Industrial espionage


  • Clandestine market research
  • Organizational intelligence
  • Misappropriation of commercial information
  • Economic espionage
  • Business intelligence

Nature

Industrial espionage aims at the covert gathering of information on rival enterprises' technological developments and secret processes. It may also include stealing marketing plans, data bases containing distributors names and distribution logistics, financial statements, overall corporate long-range planning including business models and forecasts, and computer programmes and software for management systems. Industrial spies usually operate within the jurisdiction of their employers marketing or market research departments, except technical specialists whose liaison is with industrial research.

Incidence

In the UK in 1989 it was estimated that industrial espionage cost companies £5 million per year. A higher estimate suggests £5 million per incident, with some 2,500 UK companies spying on their competitors. As an indication over 100,000 bugging devices are sold annually in the UK. In 1993, the USA asserted that the French (and other allied countries) have been spying on USA military contractors to obtain trade advantages, even though an agreement between the intelligence chiefs of both countries ban poaching each others commercial secrets. "Business intelligence" has however become an industry in its own right with its own private companies (e.g. German 600, USA 250, France 6).

Claim

  1. Where the survival of a company in highly competitive markets is concerned it is inevitable that traditional marketing intelligence/research will tend to move towards covert industrial espionage.
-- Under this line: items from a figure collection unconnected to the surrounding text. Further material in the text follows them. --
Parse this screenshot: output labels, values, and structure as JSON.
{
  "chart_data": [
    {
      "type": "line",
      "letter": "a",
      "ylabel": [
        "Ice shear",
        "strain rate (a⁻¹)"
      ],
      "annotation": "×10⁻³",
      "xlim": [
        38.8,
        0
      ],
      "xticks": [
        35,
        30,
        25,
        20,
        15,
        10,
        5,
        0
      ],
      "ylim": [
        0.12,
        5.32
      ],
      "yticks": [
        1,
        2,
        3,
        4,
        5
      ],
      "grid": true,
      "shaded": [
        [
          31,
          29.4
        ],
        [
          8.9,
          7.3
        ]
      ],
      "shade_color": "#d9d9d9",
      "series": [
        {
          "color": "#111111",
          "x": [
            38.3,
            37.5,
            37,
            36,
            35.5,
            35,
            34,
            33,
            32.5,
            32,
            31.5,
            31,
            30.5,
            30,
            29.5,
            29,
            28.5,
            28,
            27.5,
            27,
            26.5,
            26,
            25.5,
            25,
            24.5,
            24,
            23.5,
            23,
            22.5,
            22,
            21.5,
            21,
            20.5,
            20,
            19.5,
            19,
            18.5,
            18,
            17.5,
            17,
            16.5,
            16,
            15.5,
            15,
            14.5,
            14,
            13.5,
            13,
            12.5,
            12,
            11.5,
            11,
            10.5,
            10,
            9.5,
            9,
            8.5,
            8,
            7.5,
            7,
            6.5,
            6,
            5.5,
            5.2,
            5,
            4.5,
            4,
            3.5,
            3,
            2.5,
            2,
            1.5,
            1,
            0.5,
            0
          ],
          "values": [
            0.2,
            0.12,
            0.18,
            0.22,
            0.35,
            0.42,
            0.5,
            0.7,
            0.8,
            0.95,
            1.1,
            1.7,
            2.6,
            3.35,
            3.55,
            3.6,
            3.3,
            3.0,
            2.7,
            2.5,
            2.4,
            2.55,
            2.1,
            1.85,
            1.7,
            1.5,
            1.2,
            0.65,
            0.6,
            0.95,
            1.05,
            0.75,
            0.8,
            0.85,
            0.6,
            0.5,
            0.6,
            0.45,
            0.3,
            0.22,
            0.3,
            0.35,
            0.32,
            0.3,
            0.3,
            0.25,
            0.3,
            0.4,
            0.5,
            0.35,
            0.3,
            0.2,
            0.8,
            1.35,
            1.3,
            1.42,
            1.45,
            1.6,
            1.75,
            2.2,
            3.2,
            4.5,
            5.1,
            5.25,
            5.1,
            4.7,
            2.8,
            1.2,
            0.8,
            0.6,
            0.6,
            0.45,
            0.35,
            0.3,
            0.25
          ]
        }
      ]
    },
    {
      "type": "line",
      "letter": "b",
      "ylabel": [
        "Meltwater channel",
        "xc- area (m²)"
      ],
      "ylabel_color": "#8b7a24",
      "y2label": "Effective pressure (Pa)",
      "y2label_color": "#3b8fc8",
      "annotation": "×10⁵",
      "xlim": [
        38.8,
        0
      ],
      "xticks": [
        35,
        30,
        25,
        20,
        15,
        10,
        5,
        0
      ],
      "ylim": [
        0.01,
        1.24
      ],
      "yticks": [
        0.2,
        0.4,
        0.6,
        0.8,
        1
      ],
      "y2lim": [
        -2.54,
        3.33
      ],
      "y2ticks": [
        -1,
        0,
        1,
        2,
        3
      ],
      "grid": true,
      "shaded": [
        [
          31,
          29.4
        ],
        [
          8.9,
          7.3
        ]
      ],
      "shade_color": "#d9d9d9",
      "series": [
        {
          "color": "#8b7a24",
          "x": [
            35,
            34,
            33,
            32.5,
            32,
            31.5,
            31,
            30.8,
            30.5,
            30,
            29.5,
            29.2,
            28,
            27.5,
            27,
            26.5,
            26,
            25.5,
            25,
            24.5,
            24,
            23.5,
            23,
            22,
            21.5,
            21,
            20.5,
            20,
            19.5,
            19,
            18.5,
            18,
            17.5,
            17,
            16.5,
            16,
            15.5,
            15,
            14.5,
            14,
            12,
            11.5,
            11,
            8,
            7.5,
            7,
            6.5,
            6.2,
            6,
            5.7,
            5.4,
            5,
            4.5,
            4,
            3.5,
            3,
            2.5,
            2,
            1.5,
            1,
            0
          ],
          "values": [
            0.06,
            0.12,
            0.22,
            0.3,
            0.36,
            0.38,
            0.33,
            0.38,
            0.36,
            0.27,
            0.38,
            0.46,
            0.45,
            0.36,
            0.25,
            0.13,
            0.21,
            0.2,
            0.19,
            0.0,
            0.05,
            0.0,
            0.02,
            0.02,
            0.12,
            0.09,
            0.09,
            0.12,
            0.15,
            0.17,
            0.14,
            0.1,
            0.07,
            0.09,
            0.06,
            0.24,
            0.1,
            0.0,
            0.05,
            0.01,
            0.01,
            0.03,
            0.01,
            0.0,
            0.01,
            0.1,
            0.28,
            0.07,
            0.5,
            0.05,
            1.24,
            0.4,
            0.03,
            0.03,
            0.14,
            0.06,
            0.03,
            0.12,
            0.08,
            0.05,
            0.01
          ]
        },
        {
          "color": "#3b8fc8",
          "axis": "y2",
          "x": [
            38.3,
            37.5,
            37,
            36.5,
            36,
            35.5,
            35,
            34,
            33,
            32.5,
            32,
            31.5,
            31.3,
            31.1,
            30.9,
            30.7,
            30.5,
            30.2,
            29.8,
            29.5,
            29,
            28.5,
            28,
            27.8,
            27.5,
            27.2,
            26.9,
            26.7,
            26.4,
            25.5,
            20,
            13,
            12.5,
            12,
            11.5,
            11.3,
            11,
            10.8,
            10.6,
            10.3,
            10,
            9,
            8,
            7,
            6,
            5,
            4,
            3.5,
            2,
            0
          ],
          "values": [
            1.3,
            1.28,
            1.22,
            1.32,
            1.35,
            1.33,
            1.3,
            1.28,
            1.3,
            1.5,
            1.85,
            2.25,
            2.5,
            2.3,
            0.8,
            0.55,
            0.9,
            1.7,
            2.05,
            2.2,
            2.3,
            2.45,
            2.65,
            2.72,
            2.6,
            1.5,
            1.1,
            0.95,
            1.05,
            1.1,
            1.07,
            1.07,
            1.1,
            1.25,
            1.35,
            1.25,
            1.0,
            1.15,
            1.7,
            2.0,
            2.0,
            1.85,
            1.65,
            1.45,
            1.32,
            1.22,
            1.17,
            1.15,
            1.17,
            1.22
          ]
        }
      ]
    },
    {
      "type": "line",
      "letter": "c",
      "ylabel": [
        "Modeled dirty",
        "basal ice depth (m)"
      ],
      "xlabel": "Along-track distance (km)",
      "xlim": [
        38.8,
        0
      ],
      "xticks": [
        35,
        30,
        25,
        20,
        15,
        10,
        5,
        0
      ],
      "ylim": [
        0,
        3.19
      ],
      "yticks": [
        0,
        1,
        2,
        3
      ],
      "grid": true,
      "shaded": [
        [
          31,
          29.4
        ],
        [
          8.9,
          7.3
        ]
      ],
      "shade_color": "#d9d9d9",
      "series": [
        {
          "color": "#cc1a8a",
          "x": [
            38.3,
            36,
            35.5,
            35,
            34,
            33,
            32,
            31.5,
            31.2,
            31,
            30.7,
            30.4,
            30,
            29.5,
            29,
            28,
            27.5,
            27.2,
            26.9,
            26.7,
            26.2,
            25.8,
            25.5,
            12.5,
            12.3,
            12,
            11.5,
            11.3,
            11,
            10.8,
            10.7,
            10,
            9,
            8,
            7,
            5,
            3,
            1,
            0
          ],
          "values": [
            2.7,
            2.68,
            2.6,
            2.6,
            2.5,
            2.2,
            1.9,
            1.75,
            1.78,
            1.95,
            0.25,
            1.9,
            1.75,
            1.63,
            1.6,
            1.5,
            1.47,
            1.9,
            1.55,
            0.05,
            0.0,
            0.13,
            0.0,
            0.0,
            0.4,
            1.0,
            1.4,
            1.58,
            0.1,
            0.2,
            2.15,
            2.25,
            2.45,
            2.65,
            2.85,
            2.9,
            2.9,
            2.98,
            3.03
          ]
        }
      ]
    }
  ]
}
  2. Fraud is no longer the misappropriation of money or stock. It has become the misappropriation of information, because most businesses are information based.

Counter claim

  1. As with political and military espionage a large part of industrial espionage simply consists in analysing publicly available, or at any rate non-secret, information. Computer enhanced evaluation of competitors' finances, marketing and engineering or design style evolution, plus technical forecasting of industry and market share data, allows a great deal to be described that appears as inside information, and hence the results of espionage, when in fact it is highly developed comparative technical and marketing research.

  2. The future of security of world powers lies in business intelligence and for this reason economic intelligence has become a concern of government security services in the post Cold War period.